La Commission fédérale des communications des États-Unis a voté pour combler les failles permettant la vente de technologies jugées risquées pour la sécurité nationale, visant des entreprises chinoises comme DJI. Avec l’échéance du 23 décembre qui approche, DJI met en garde qu’en l’absence d’un audit de sécurité, ses drones pourraient faire l’objet d’une interdiction automatique de vente aux États-Unis.
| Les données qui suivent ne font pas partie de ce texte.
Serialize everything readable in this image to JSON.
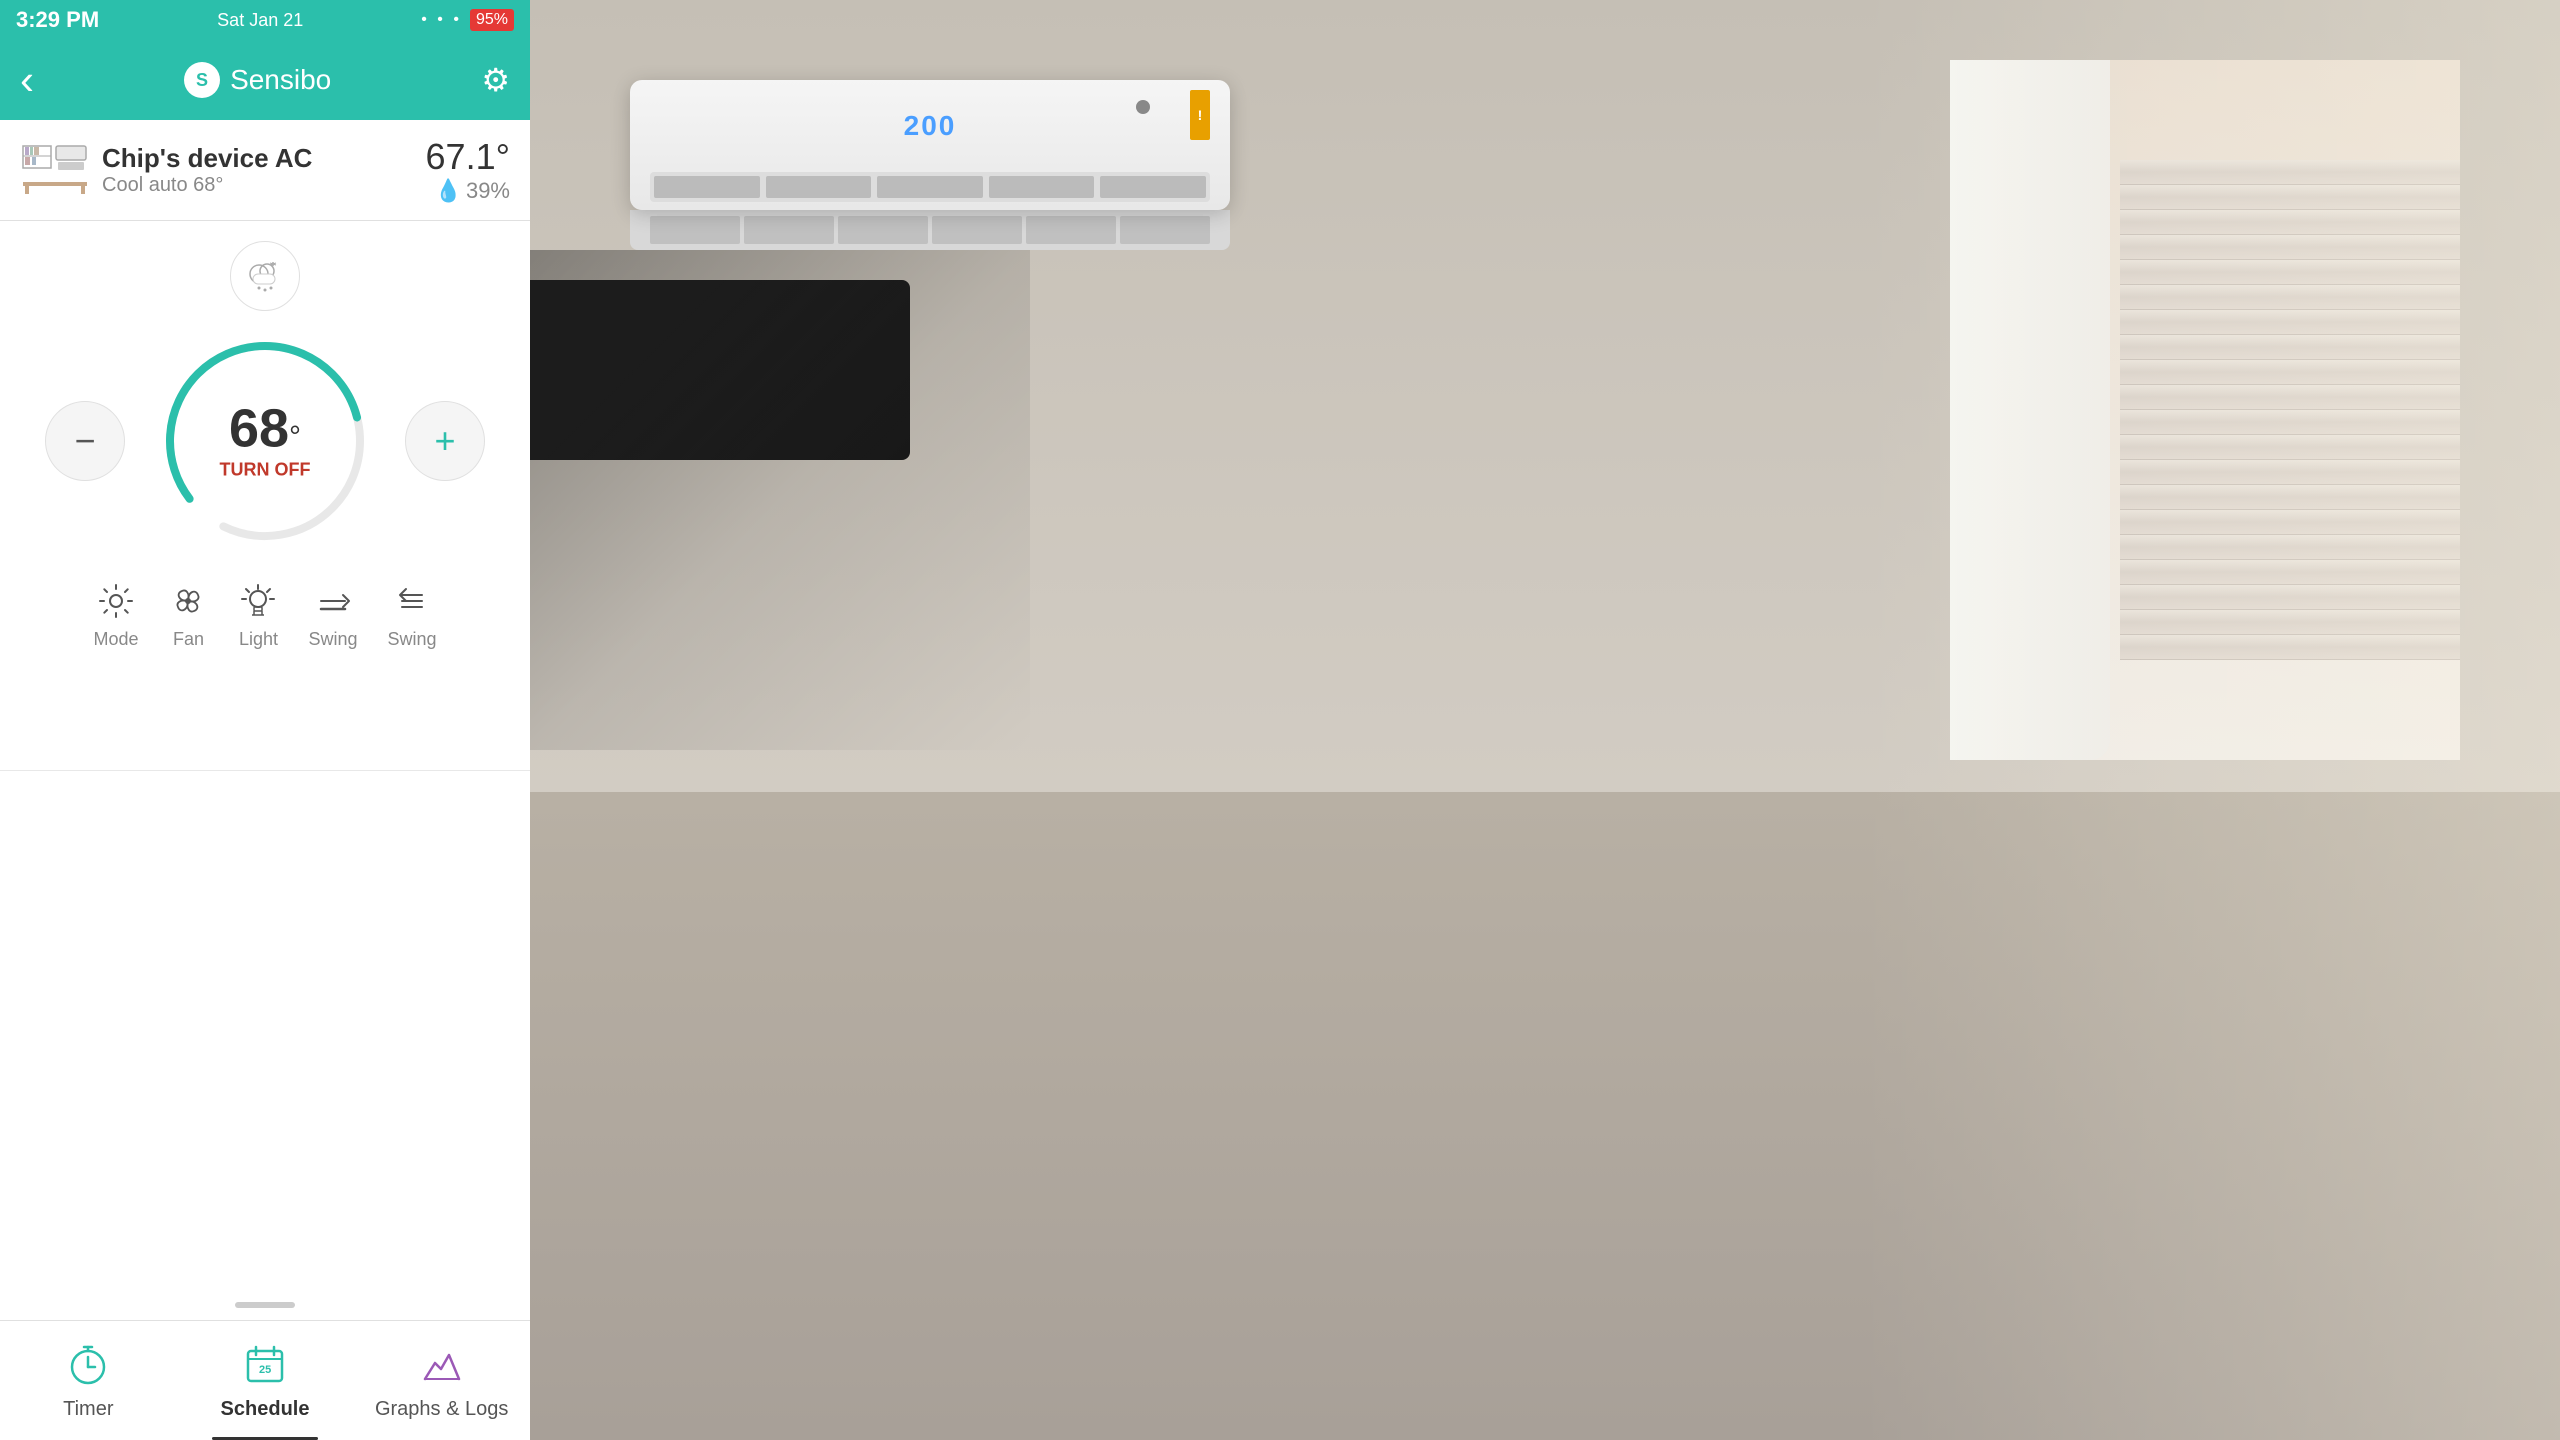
{
  "statusBar": {
    "time": "3:29 PM",
    "date": "Sat Jan 21",
    "battery": "95%",
    "wifiDots": "• • •"
  },
  "nav": {
    "title": "Sensibo",
    "backLabel": "‹",
    "settingsLabel": "⚙"
  },
  "device": {
    "name": "Chip's device AC",
    "mode": "Cool auto 68°",
    "temperature": "67.1°",
    "humidity": "39%"
  },
  "thermostat": {
    "setTemp": "68",
    "unit": "°",
    "turnOffLabel": "TURN OFF",
    "decreaseLabel": "−",
    "increaseLabel": "+"
  },
  "controls": [
    {
      "id": "mode",
      "icon": "❄",
      "label": "Mode"
    },
    {
      "id": "fan",
      "icon": "✂",
      "label": "Fan"
    },
    {
      "id": "light",
      "icon": "✦",
      "label": "Light"
    },
    {
      "id": "swing1",
      "icon": "⊣",
      "label": "Swing"
    },
    {
      "id": "swing2",
      "icon": "≡",
      "label": "Swing"
    }
  ],
  "bottomTabs": [
    {
      "id": "timer",
      "label": "Timer",
      "icon": "⏱",
      "active": false
    },
    {
      "id": "schedule",
      "label": "Schedule",
      "active": true
    },
    {
      "id": "graphs",
      "label": "Graphs & Logs",
      "icon": "📊",
      "active": false
    }
  ],
  "icons": {
    "weather": "⛅",
    "back": "‹",
    "settings": "⚙",
    "drop": "💧",
    "ac": "🌡",
    "leaf": "🌿"
  }
}
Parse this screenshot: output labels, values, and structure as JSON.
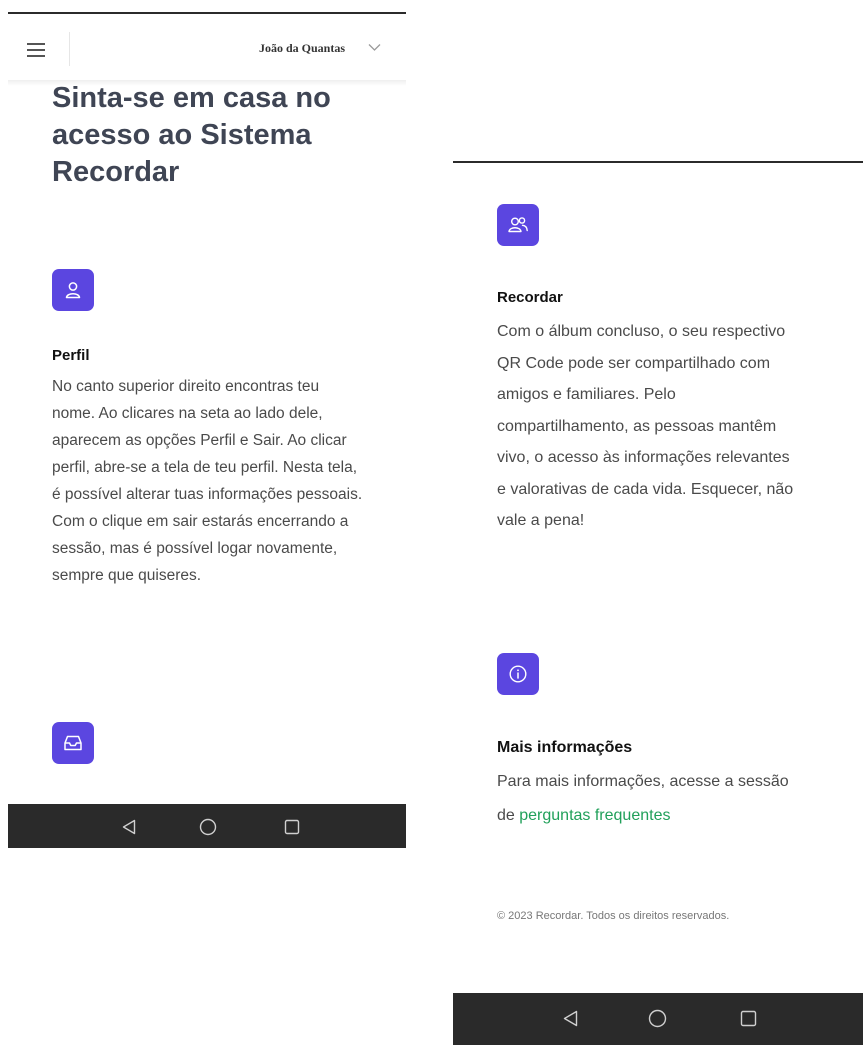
{
  "header": {
    "menu_icon": "hamburger-icon",
    "user_name": "João da Quantas",
    "user_menu_icon": "chevron-down-icon"
  },
  "hero": {
    "title": "Sinta-se em casa no acesso ao Sistema Recordar"
  },
  "sections": {
    "perfil": {
      "icon": "user-icon",
      "title": "Perfil",
      "text": "No canto superior direito encontras teu nome. Ao clicares na seta ao lado dele, aparecem as opções Perfil e Sair. Ao clicar perfil, abre-se a tela de teu perfil. Nesta tela, é possível alterar tuas informações pessoais. Com o clique em sair estarás encerrando a sessão, mas é possível logar novamente, sempre que quiseres."
    },
    "next": {
      "icon": "inbox-icon"
    },
    "recordar": {
      "icon": "users-icon",
      "title": "Recordar",
      "text": "Com o álbum concluso, o seu respectivo QR Code pode ser compartilhado com amigos e familiares. Pelo compartilhamento, as pessoas mantêm vivo, o acesso às informações relevantes e valorativas de cada vida. Esquecer, não vale a pena!"
    },
    "info": {
      "icon": "info-icon",
      "title": "Mais informações",
      "text_before": "Para mais informações, acesse a sessão de ",
      "link": "perguntas frequentes"
    }
  },
  "footer": {
    "copyright": "© 2023 Recordar. Todos os direitos reservados."
  },
  "system_nav": {
    "back_icon": "back-triangle-icon",
    "home_icon": "home-circle-icon",
    "recents_icon": "recents-square-icon"
  },
  "colors": {
    "accent": "#5b46e0",
    "link": "#21a05a",
    "navbar": "#2a2a2a"
  }
}
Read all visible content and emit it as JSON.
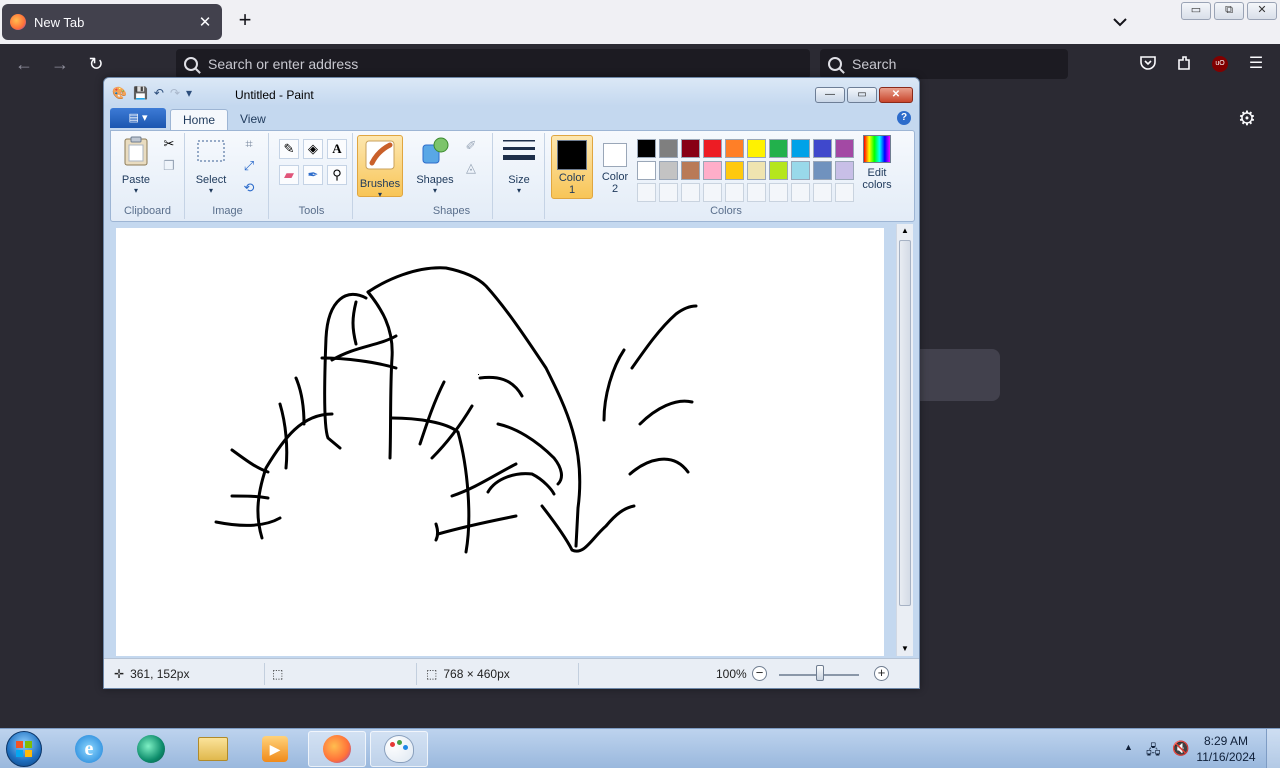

Les propriétaires actuels ne seraient pas affectés par les restrictions sur les nouveaux achats.
Fin octobre, la Commission fédérale des communications (FCC) a voté à l’unanimité 3-0 pour éliminer les lacunes réglementaires autorisant la vente de produits considérés comme des menaces pour la sécurité nationale. Cette mesure ouvre la voie à des restrictions contre DJI, principal fabricant chinois de drones, similaires à celles imposées à Huawei. Le gouvernement américain a classé DJI comme une préoccupation de sécurité, et un examen séparé vise les routeurs TP-Link.
DJI a souligné l’urgence dans un post Instagram, notant l’échéance du 23 décembre prévue par la Loi d’autorisation de la défense nationale. Sans achever un audit d’ici la fin de l’année, les produits de l’entreprise pourraient être automatiquement interdits sur le marché américain. Un porte-parole de DJI a expliqué à CNET que, bien que le récent changement de règle de la FCC ne s’applique pas encore directement, la disposition imminente de la NDAA listerait des entités chinoises comme DJI sans preuve de mauvaise conduite ni possibilité de recours.
Adam Welsh, responsable de la politique mondiale chez DJI, a insisté sur la volonté de l’entreprise à se soumettre à un examen. « Plus de 10 mois se sont écoulés sans signe que le processus ait commencé », a-t-il déclaré. Welsh a ajouté : « Le gouvernement américain a tout à fait le droit de renforcer les mesures de sécurité nationale, mais cela doit aller de pair avec le respect du dû process, l’équité et la transparence. » DJI presse pour le lancement de l’audit ou une prolongation.
L’interdiction proposée ne concernerait que les ventes futures, permettant aux propriétaires actuels de drones DJI de continuer à utiliser leurs appareils légalement. Cependant, les agences fédérales sont déjà interdites d’acquérir ou d’exploiter des drones de sociétés chinoises. Malgré leur popularité — les modèles DJI ont dominé la liste des meilleurs drones de CNET pour 2025 —, des produits plus récents comme le Mavic 4 Pro ne sont pas disponibles aux États-Unis, et de nombreux modèles sont actuellement en rupture de stock chez les revendeurs en raison de pénuries d’inventaire.